Miss Texas was quite performative last feeding, and exhibited a behavior I hadn’t fully recognized before. While holding her prey and upon feeling threatened, her back end reared up and assumed a position uncannily similar to her front end, right down to imitation gnathopods.
This poses the question… why did this impressive combination of physical and behavioral mimicry come about? Why does arizonensis need a decoy back end? It could even be argued that the markings are an example of a superstimulus, where an exaggerated signal is better received by its target than the signal that original triggered the response. In this case, the additional segments of black near the tail end would trick the predator/antagonist into attacking it over the actual head, with its one or two black segments.

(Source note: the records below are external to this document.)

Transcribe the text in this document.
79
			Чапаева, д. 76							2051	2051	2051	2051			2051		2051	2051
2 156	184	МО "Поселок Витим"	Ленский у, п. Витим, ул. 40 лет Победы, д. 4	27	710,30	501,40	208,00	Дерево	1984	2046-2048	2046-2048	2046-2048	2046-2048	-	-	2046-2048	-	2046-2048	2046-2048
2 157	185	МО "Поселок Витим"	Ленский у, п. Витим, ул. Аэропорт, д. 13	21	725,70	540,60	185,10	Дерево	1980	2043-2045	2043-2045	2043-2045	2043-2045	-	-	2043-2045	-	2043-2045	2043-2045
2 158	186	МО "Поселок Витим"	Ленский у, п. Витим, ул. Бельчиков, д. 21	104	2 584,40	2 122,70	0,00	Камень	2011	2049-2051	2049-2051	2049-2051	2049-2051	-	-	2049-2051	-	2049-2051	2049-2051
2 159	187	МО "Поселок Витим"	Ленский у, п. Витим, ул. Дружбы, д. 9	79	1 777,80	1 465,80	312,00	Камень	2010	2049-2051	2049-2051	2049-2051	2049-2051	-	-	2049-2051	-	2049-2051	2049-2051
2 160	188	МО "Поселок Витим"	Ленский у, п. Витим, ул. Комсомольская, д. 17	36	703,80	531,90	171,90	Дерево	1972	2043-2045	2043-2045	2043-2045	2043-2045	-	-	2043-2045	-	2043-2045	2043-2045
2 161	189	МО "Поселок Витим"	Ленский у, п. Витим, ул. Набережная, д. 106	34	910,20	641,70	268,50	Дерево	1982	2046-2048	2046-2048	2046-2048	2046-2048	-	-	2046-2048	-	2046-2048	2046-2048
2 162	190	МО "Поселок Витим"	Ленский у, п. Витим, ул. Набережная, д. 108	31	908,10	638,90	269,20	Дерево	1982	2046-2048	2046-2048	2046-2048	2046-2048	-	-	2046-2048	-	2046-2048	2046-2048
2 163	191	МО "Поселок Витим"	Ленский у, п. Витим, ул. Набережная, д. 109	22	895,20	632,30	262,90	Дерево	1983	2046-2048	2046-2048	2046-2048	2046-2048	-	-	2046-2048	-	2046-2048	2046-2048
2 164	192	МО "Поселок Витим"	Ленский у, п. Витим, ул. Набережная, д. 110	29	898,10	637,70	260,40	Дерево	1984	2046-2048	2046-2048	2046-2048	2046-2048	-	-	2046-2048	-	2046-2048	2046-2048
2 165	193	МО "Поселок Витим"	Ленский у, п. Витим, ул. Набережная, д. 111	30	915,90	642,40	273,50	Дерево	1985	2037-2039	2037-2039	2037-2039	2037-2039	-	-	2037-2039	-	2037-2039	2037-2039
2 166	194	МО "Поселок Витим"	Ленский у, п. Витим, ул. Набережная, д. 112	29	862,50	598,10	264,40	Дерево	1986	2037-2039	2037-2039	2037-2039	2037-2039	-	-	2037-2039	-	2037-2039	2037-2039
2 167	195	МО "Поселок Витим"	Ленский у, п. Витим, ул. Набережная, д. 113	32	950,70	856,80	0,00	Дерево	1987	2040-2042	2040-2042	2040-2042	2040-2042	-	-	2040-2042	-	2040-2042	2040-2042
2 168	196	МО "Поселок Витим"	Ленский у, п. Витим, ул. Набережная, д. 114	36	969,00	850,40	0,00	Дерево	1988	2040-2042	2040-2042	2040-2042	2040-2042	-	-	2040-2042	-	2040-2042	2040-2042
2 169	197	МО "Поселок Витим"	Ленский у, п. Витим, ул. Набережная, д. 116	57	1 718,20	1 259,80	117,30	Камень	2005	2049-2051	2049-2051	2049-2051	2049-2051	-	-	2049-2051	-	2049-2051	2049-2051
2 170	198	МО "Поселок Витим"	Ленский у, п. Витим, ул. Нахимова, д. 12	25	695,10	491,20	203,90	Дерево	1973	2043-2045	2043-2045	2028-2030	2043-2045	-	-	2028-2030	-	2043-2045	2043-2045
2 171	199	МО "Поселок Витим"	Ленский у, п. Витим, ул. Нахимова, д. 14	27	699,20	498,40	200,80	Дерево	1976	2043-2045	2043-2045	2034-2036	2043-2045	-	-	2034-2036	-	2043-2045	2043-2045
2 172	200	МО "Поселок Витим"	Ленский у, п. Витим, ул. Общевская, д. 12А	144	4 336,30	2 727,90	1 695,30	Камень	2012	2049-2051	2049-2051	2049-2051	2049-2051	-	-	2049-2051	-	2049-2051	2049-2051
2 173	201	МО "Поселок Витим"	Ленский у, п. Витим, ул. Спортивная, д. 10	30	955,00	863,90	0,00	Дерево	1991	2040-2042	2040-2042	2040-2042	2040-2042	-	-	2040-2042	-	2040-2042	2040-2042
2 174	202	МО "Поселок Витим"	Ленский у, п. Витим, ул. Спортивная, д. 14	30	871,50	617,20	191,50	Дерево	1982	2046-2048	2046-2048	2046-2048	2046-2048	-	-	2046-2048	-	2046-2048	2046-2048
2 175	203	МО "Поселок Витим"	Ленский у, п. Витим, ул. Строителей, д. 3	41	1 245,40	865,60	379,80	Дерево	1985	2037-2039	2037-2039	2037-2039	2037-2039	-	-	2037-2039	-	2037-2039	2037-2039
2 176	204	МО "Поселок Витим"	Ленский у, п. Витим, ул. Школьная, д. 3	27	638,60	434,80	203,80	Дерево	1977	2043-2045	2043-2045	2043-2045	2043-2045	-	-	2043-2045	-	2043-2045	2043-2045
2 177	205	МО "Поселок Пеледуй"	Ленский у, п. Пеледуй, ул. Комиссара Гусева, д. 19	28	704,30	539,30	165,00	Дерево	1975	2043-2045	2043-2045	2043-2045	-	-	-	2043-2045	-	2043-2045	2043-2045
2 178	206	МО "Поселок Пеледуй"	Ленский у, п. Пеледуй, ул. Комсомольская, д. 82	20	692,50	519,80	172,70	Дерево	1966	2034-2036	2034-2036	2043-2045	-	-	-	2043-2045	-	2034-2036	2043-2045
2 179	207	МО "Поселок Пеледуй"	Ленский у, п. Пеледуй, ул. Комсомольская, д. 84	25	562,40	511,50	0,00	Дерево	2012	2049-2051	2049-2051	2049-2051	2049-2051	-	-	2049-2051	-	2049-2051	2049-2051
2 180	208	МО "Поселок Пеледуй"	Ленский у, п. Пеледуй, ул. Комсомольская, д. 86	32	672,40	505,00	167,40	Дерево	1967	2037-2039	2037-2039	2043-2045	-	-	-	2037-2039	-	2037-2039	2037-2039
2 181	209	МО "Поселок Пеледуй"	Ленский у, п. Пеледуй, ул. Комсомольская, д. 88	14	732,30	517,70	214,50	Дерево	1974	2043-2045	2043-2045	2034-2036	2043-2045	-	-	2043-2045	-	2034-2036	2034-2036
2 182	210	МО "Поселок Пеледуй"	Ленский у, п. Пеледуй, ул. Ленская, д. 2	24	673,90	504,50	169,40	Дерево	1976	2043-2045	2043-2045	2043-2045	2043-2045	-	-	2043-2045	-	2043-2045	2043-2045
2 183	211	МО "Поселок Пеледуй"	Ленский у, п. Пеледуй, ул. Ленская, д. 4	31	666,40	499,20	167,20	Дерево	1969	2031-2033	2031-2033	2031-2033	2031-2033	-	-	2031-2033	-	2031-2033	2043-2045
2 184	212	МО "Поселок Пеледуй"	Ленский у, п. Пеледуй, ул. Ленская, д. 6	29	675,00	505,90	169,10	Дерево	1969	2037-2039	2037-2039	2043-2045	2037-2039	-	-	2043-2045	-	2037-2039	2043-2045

The bug circle has been discussing possible explanations, ranging from it being an anti-owl, anti-coatimundi, and anti-snake mechanism. Considering the ranges for large, black front-and-back Scolopendra taxa in the United States southwest convincingly matches that of the Mexican spotted owl (including disjunctive populations!), this relationship is my personal preference. It ticks the boxes for a predator that would encounter Scolopendra when they’re active at night, yet would also be relying on decent eyesight from afar at that time. Far more information on the predator-prey relationships of these Scolopendra in the wild is absolutely needed, though. For now, the unsolved mystery will irritate the life out of me.